Mavi Marmara Olayında İsrail’in Sorumluluğundan Bahsedilebilir Mi? İsrail’in Sorumluluğunu Ortadan Kaldıracak Bir Unsur Var Mı?
Konu ile ilgili uluslararası hukukun getirdiği hükümler, BM İnsan Hakları Konseyi Uluslararası Vaka İnceleme Heyeti’nin raporu ve İsrail’in tezlerine bakıldığında, İsrail çeşitli raporlar ve tezler ile yaptığı müdahalenin meşruiyetini sağlamaya çalışmaktadır. Fakat konuya uluslararası hukuk hükümleri ile baktığımızda İsrail’in orantılılık, esire kötü muamelenin yasak oluşu gibi uluslararası hukukun temel kavramlarını çiğnediği ve kendi raporlarında gemideki sivillerin silahlı olduğunu, yapmış olduğu müdahalenin insan haklarına uygun olduğunu ifade etmektedir. Fakat BM İnsan Hakları Konseyi Uluslararası Vaka İnceleme Heyeti’nin raporu ile İsrail’in hazırlamış olduğu raporlar karşılaştırıldığında, İsrail’in hem tezlerinin hem de raporlarının çürütüldüğü görülmektedir.

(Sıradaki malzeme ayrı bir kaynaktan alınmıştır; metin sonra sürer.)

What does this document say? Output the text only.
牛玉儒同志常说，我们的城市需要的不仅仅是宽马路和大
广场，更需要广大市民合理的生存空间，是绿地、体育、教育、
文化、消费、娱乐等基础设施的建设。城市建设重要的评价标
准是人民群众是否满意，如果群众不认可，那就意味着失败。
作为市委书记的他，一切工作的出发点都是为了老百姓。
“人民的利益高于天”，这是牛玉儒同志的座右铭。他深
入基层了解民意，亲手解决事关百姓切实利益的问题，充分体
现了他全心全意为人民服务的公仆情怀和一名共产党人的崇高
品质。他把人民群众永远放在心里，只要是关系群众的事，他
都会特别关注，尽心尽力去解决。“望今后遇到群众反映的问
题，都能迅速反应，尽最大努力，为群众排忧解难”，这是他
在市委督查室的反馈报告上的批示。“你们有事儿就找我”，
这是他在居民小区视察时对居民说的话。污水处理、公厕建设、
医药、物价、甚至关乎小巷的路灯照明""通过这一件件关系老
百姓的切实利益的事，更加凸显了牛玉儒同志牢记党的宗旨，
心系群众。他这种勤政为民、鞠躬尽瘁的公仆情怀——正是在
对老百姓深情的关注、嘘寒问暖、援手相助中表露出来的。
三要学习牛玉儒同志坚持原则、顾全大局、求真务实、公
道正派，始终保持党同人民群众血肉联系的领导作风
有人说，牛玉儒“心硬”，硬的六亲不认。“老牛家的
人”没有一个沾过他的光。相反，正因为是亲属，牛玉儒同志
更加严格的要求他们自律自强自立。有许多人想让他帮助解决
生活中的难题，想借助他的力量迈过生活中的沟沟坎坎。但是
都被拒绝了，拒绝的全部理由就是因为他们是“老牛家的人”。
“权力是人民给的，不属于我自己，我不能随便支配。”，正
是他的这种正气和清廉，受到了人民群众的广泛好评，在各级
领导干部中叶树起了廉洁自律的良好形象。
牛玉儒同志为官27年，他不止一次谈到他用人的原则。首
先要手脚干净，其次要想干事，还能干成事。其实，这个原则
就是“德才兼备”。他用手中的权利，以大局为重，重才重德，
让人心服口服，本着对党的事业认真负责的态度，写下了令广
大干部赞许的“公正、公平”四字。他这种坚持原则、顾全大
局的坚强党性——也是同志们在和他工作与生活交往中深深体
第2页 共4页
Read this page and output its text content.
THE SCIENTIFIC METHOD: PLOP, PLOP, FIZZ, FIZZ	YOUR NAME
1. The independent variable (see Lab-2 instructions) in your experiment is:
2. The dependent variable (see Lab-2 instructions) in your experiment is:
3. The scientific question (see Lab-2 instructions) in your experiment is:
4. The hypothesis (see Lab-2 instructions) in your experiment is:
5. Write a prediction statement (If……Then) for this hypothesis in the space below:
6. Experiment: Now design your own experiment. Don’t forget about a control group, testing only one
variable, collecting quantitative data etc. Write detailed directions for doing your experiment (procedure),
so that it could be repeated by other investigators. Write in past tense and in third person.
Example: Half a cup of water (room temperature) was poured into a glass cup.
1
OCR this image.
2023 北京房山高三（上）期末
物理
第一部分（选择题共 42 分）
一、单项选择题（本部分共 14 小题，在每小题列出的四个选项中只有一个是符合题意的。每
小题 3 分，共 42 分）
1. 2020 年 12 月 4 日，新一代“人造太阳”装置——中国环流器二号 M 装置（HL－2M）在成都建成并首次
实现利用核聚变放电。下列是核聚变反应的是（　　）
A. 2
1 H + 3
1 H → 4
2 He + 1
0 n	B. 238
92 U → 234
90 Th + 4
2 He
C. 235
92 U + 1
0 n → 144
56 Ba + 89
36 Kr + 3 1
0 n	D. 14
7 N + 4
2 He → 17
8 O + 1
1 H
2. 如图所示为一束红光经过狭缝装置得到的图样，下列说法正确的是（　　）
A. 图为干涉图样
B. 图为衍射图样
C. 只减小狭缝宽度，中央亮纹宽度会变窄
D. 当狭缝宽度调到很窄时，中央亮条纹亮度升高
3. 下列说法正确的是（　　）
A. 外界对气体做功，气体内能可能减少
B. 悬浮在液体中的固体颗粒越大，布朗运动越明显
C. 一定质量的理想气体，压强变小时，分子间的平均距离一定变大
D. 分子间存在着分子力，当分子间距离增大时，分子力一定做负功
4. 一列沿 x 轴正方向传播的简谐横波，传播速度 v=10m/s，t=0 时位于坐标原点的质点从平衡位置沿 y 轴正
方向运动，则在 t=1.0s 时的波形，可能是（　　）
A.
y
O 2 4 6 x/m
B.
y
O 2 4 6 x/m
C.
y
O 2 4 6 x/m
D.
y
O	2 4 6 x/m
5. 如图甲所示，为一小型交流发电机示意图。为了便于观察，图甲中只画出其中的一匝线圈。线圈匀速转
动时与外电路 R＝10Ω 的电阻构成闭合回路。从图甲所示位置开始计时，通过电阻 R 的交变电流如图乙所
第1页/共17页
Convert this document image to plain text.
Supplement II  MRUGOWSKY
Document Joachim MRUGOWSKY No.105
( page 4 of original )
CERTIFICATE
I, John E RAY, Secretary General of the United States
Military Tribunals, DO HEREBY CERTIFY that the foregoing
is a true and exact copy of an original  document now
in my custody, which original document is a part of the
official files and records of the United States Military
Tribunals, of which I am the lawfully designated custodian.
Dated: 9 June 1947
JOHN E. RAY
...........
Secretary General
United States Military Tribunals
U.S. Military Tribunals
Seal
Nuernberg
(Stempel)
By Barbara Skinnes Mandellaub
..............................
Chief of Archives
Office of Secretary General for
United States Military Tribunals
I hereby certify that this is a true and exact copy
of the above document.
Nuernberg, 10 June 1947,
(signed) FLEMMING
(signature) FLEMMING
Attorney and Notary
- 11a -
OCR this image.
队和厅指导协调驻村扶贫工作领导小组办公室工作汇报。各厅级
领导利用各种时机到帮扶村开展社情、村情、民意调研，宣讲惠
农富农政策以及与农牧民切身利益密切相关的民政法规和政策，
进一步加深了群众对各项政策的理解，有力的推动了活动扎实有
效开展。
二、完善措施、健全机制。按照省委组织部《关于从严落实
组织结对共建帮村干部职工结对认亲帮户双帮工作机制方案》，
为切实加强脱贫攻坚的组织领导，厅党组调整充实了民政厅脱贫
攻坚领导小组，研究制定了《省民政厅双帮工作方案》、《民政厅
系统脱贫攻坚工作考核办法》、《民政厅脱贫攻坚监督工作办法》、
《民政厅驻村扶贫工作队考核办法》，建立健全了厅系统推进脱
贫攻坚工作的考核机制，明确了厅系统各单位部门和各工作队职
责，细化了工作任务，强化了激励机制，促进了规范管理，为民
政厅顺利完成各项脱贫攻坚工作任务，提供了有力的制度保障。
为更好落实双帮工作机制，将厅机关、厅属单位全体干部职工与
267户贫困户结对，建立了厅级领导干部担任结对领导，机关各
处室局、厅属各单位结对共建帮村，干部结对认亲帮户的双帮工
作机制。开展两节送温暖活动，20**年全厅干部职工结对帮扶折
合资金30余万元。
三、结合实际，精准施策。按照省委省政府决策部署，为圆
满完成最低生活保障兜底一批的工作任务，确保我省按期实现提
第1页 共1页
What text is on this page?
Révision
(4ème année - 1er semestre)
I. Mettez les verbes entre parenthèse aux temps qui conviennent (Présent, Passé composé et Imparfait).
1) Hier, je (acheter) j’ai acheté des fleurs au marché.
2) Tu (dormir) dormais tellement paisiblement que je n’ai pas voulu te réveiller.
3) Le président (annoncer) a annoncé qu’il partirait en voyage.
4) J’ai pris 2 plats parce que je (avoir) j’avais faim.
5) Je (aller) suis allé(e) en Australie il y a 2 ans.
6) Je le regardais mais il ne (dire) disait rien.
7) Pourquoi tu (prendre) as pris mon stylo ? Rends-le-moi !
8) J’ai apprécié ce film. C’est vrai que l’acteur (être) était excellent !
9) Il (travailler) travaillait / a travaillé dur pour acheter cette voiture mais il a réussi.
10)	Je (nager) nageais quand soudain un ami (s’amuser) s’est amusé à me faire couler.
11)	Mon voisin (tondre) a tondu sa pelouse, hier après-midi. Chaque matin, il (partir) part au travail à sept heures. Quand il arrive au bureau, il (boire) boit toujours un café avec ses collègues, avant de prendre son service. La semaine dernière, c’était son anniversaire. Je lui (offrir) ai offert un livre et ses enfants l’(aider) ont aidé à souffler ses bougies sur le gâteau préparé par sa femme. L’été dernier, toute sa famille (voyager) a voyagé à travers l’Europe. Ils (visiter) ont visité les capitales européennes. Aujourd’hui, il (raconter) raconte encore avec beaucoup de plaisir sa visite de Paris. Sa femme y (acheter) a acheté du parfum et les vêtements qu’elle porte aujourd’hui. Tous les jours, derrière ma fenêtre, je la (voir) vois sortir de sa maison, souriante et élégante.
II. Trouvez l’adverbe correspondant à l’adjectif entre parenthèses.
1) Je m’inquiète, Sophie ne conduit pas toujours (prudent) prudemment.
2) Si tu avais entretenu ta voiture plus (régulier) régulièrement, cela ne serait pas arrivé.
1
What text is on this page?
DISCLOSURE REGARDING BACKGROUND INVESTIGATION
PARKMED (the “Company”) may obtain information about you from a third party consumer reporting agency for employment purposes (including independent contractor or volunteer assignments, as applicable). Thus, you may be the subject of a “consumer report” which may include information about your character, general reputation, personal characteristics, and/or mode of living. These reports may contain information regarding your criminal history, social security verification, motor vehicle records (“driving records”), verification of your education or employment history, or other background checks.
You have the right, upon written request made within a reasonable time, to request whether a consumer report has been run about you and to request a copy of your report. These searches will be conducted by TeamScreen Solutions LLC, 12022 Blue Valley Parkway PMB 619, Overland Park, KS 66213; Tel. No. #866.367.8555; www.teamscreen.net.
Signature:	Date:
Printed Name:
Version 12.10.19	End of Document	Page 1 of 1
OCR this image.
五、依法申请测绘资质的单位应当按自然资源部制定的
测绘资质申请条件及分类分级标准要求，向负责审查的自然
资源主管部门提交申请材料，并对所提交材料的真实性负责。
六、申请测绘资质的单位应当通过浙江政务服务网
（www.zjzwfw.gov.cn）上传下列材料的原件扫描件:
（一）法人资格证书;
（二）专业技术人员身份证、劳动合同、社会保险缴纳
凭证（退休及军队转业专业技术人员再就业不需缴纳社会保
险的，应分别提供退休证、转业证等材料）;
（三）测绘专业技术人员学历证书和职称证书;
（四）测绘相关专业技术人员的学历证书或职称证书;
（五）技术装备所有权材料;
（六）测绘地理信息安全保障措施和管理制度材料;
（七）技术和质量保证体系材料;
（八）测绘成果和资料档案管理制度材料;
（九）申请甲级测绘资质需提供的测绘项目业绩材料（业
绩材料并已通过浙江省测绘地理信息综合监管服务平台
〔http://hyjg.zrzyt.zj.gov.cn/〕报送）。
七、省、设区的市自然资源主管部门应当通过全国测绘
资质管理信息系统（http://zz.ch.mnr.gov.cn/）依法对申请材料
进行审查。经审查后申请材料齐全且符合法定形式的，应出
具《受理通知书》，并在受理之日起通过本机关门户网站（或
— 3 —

Uluslararası hukukta sorumluluk konusu “bir devletin uluslararası bakımdan her haksız fiili, o devletin sorumluluğunu doğurur” şeklinde ifade edilir. İsrail yapmış olduğu bu müdahaleyi kendi iç hukuku ile değerlendirerek ablukanın aşılması olarak nitelendirip hareket etmiştir.Fakat bunu yaparken filoya herhangi bir ikazda bulunulmamış, filo tarafından mürettebatın ve yolcuların silahsız olduğu bildirilmiş ve İsrail tarafı taşınan yükü inceleyeceğine dair herhangi bir bildirimde bulunmamıştır. Bunun yanında İsrail, kıyıdan 68 mil açığa kadar tatbikat yaptığını da ifade etmiştir. Filo bunu dikkate alarak en az 70 mil açıktan rotasını izlemiştir.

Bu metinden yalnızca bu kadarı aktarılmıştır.